You have to be careful about what you mean by "positive (semi-)definite" in the case of non-Hermitian matrices. In this case I think what you mean is that all eigenvalues are
positive (or nonnegative). Your statement isn't true if "$A$ is positive definite" means $x^T A x > 0$ for all nonzero real vectors $x$ (or equivalently $A + A^T$ is positive definite). For example, consider
$$ A = \pmatrix{ 1 & 2\cr 2 & 5\cr},\ B = \pmatrix{1 & -1\cr -1 & 2\cr},\
AB = \pmatrix{-1 & 3\cr -3 & 8\cr},\ (1\ 0) A B \pmatrix{1\cr 0\cr} = -1$$
Let $A$ and $B$ be positive semidefinite real symmetric matrices. Then $A$ has a positive semidefinite square root, which I'll write as $A^{1/2}$. Now $A^{1/2} B A^{1/2}$ is symmetric and positive semidefinite, and $AB = A^{1/2} (A^{1/2} B)$ and $A^{1/2} B A^{1/2}$ have the same nonzero eigenvalues.
First, one can argue that non-symmetric positive definite matrices are pathological, in the sense that when you move to the complex case all positive definite matrices are hermitian.
For a non-symmetric positive definite matrix you can say little more than the fact that it has positive eigenvalues. You don't have many of the nice properties that symmetry adds. For instance, without symmetry you don't even have that the singular values agree with the eigenvalues, nor diagonalizability.
Edit: here is why in the complex case, positive semidefinite implies hermitian. Actually, the proof implies that in the complex case $A$ is hermitian if and only if $x^*Ax\in\mathbb R$ for all $x$.

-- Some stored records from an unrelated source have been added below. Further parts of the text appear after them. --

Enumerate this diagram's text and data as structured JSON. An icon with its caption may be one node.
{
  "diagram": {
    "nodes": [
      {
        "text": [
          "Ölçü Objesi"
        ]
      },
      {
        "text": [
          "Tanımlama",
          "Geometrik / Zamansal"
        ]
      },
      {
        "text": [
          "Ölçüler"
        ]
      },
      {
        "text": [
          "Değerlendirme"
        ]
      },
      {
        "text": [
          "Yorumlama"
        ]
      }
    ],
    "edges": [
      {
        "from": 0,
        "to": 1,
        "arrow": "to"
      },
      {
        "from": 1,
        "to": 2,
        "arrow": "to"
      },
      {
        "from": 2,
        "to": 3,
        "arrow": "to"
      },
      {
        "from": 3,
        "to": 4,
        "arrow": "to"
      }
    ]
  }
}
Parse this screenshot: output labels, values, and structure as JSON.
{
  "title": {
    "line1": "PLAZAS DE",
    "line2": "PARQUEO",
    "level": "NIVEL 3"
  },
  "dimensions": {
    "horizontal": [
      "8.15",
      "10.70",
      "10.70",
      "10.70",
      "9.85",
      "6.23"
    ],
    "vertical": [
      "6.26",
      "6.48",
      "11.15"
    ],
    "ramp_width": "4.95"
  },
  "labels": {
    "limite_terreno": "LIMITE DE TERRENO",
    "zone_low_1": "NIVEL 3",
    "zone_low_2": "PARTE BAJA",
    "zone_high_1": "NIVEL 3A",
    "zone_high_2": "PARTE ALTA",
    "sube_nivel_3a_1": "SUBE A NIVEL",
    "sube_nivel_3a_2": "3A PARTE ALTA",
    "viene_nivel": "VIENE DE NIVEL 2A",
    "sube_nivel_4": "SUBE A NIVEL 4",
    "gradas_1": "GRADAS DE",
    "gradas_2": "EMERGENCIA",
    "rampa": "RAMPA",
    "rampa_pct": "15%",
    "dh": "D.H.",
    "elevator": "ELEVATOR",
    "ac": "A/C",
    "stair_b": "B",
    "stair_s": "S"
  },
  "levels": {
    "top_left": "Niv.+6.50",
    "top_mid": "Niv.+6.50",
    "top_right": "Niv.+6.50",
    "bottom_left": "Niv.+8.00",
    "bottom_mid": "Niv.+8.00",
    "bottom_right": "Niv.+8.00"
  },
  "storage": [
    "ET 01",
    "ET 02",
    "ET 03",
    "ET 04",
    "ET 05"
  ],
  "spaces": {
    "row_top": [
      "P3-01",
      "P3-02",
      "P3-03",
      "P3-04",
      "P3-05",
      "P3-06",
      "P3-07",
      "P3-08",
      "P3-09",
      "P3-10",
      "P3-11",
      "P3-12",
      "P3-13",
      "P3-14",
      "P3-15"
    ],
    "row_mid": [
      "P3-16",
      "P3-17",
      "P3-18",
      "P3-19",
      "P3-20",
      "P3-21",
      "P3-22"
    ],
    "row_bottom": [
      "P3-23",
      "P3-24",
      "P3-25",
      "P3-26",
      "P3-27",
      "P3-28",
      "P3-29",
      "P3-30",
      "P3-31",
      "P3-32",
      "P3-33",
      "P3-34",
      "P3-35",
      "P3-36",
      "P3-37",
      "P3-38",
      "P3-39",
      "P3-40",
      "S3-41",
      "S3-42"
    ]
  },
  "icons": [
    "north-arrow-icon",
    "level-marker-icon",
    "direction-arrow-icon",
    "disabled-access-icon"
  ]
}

Assume $x^*Ax\in\mathbb R$ for all $x$. then
$$
\mathbb R\ni(y+\alpha x)^*A(y+\alpha x)=y^*Ay+\overline\alpha\,x^*Ay+\alpha\,y^*Ax+|\alpha|^2\,x^*Ax.
$$
As this expression is real, it equals its complex conjugate
$$
y^*Ay+\alpha\,y^*A^*x+\overline\alpha\,x^*A^*y+|\alpha|^2\,x^*Ax.
$$
So
$$
\overline\alpha\,x^*Ay+\alpha\,y^*Ax=\alpha\,y^*A^*x+\overline\alpha\,x^*A^*y.
$$
Taking first $\alpha=1$ and then $\alpha=i$, we get
$$
x^*Ay+y^*Ax=y^*A^*x+x^*A^*y,
$$
$$
-i\,x^*Ay+i\,y^*Ax=i\,y^*A^*x-i\,x^*A^*y.
$$
Multiplying the first equation by $i$ and adding, we get
$$
2i\,y^*Ax=2i\,y^*A^*x.
$$
As this works for any $x,y$, we deduce that $A=A^*$.
Best Answer
For any square matrices $X$, $Y$, the matrices $XY$ and $YX$ have the same eigenvalues ( in fact, the same characteristic polynomial). So you can apply you method even if $A$ is not invertible.